PTAB in CBM Kills Internet Advertising Click-Fraud Patent

Claims of a patent directed to detecting internet advertising click-fraud were eligible for Covered Business Method (CBM) Review, and moreover were patent-ineligible under the Mayo/Alice test and 35 U.S.C. § 101, said the Patent Trial and Appeal Board (PTAB) in a Final Written Decision in Google, Inc. v. Zuili, CBM2016-00008 (Patent 8,671,057 B1) (PTAB April 24, 2017.)

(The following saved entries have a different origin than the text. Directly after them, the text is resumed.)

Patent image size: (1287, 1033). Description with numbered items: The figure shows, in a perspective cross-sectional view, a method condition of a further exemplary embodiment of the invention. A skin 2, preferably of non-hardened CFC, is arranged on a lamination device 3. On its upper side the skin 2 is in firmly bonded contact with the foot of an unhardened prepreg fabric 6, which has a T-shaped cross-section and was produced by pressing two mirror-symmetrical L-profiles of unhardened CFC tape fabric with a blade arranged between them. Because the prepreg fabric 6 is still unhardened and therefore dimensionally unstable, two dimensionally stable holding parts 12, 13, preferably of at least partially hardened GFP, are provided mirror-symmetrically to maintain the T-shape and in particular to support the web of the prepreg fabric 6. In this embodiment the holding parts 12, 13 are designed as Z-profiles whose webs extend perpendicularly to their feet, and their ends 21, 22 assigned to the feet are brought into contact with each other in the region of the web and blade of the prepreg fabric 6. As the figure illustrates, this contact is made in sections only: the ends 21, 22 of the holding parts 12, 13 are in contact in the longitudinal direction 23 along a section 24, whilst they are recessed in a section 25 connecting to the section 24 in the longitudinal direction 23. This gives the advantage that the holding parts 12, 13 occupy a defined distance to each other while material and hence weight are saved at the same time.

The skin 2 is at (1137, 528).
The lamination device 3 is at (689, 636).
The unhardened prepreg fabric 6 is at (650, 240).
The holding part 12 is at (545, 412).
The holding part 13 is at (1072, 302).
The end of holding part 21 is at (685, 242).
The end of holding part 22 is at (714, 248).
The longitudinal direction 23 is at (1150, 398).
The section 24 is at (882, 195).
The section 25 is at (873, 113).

The title of U.S. Patent No. 8,671,057 more or less tells the story: “Method and System to Detect Invalid and Fraudulent Impressions and Clicks in Web-Based Advertisement Schemes.” The PTAB concluded that the only independent claim of the ’057 patent “meets the financial requirement of CBM eligibility because it recites a financial transaction.” Left unaddressed was the “Petitioner’s argument that claim 1 is financial in nature because it recites advertising.”

The Patent Owner argued that the ’057 patent did not meet the “financial product or service” requirement for covered business method patents. However, the PTAB accepted the Petitioner’s argument that a system directed to providing links to merchant webpages as part of an advertising scheme and pay-per-click system was a financial product or service. The Patent Owner’s argument that the claims were simply directed to determining invalid clicks, and could be used on sites that did not belong to merchants, was to no avail.

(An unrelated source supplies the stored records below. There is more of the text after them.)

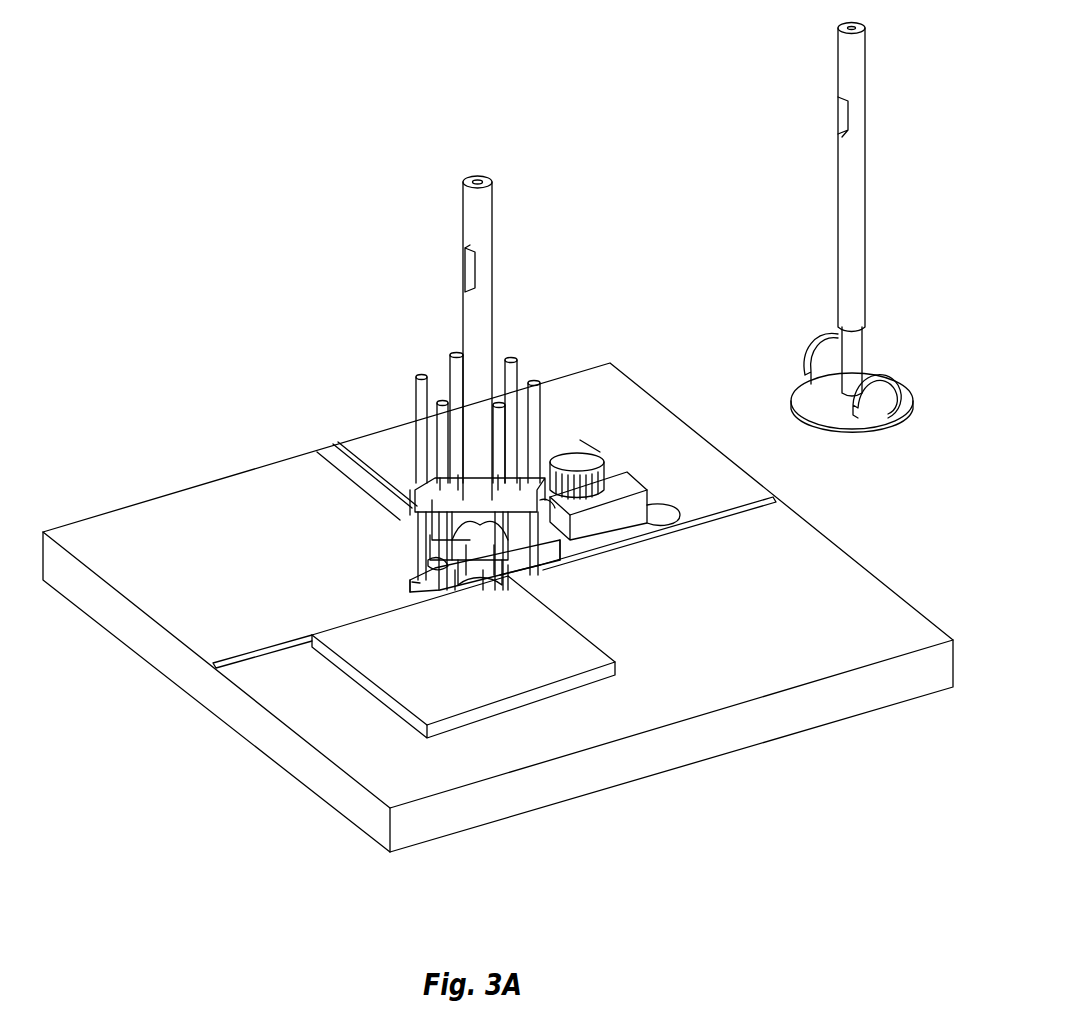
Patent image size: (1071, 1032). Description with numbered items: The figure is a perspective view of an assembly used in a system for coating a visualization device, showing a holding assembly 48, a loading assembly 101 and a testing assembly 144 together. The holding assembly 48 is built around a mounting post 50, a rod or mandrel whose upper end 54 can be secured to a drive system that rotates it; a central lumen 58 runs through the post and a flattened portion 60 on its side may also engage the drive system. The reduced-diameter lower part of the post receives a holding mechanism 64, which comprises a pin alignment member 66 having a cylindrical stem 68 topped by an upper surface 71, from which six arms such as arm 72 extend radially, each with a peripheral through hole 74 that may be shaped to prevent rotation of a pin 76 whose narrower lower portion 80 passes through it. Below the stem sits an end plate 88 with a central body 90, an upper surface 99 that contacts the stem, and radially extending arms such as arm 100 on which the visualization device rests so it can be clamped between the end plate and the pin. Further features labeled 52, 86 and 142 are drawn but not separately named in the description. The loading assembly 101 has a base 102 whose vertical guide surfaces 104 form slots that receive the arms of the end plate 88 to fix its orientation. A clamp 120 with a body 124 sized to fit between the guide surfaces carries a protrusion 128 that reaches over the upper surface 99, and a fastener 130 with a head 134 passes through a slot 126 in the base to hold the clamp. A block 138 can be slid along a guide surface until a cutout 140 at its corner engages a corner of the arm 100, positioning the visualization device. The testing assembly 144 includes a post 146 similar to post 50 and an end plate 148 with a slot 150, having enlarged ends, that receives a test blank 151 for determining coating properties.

The holding assembly 48 is at (415, 356).
The mounting post 50 is at (483, 301).
The shaft body 52 is at (454, 301).
The upper end 54 is at (480, 178).
The central lumen 58 is at (476, 178).
The flattened portion 60 is at (466, 270).
The holding mechanism 64 is at (388, 480).
The pin alignment member 66 is at (486, 585).
The stem 68 is at (463, 585).
The upper surface 71 is at (442, 440).
The arm 72 is at (415, 496).
The peripheral through hole 74 is at (412, 482).
The pin 76 is at (448, 522).
The lower portion 80 is at (450, 536).
The pins 86 is at (452, 470).
The end plate 88 is at (525, 593).
The central body 90 is at (440, 583).
The upper surface 99 is at (458, 552).
The arm 100 is at (446, 567).
The loading assembly 101 is at (498, 607).
The base 102 is at (72, 592).
The vertical guide surfaces 104 is at (252, 650).
The clamp 120 is at (594, 417).
The body 124 is at (634, 518).
The slot 126 is at (578, 505).
The protrusion 128 is at (524, 581).
The fastener 130 is at (606, 470).
The head 134 is at (578, 458).
The block 138 is at (497, 692).
The cutout 140 is at (497, 588).
The bracket 142 is at (442, 612).
The testing assembly 144 is at (877, 235).
The post 146 is at (864, 125).
The end plate 148 is at (905, 390).
The slot 150 is at (905, 408).
The blank 151 is at (880, 385).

Further, the PTAB went to lengths to explain that the claims here did not have an “attenuated” relationship to a financial product or service. Instead, the whole point of a pay-per-click system is to get somebody to click a link based on a monetary value attached to that act. The point of determining an invalid click is to identify “one that should not be counted by the pay-per-click system and that click should not be charged for the user.” Without reading limitations from the specification into the claims, the PTAB noted that the inventor could identify no utility outside of advertising, and that the only possible use for claim 1 was with respect to clicks that were financial transactions.

Moreover, the claims were not directed to a “technological invention.” All of the technology in the claims was known in the prior art. No technical problem was solved; rather the problem being solved was that “of overcharging merchant advertisers for invalid clicks.”

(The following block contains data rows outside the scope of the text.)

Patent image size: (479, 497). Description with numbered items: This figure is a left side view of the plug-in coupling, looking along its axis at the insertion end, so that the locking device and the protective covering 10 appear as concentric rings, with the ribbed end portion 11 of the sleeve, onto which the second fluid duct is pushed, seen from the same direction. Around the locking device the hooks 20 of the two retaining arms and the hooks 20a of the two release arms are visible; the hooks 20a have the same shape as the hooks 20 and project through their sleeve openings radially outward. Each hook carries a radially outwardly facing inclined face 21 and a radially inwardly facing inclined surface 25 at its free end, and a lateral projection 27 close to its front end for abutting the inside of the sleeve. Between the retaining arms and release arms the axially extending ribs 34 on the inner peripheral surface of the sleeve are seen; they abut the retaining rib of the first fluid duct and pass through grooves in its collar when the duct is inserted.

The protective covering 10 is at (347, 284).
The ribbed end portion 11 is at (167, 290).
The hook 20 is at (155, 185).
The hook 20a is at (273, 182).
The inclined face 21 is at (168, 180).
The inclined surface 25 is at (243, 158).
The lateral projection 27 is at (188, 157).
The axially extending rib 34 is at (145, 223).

And with that, you can see where the Section 101 patent-eligibility analysis is going. The PTAB agreed with the Petitioner that the claims at issue were directed “to a patent-ineligible abstract idea, specifically the concept of detecting invalid clicks based on the time between two requests by the same device.” The claims made only one determination: “whether a click is invalid based on an examination of the time between clicks.” There was no improvement to a computer or software, simply a recitation of “a long-standing economic task.”

Unsurprisingly, therefore, the PTAB also found that the claims did not recite an inventive concept that was “significantly more” than the abstract idea. The PTAB rejected the Patent Owner’s argument “that the challenged claims define ‘a specific combination of technical computer functions’ that remove the claims from the realm of mere abstract ideas.” Sending codes to different devices was not a “transformation” of conventional systems to improve internet advertising click-fraud detection. In fact, claim 1 recites sending a code once, and then does not reference it again. The code is not used in performing any task, and could not be transformative.

Some of the claims of the ’057 patent were also determined to be obvious over prior art.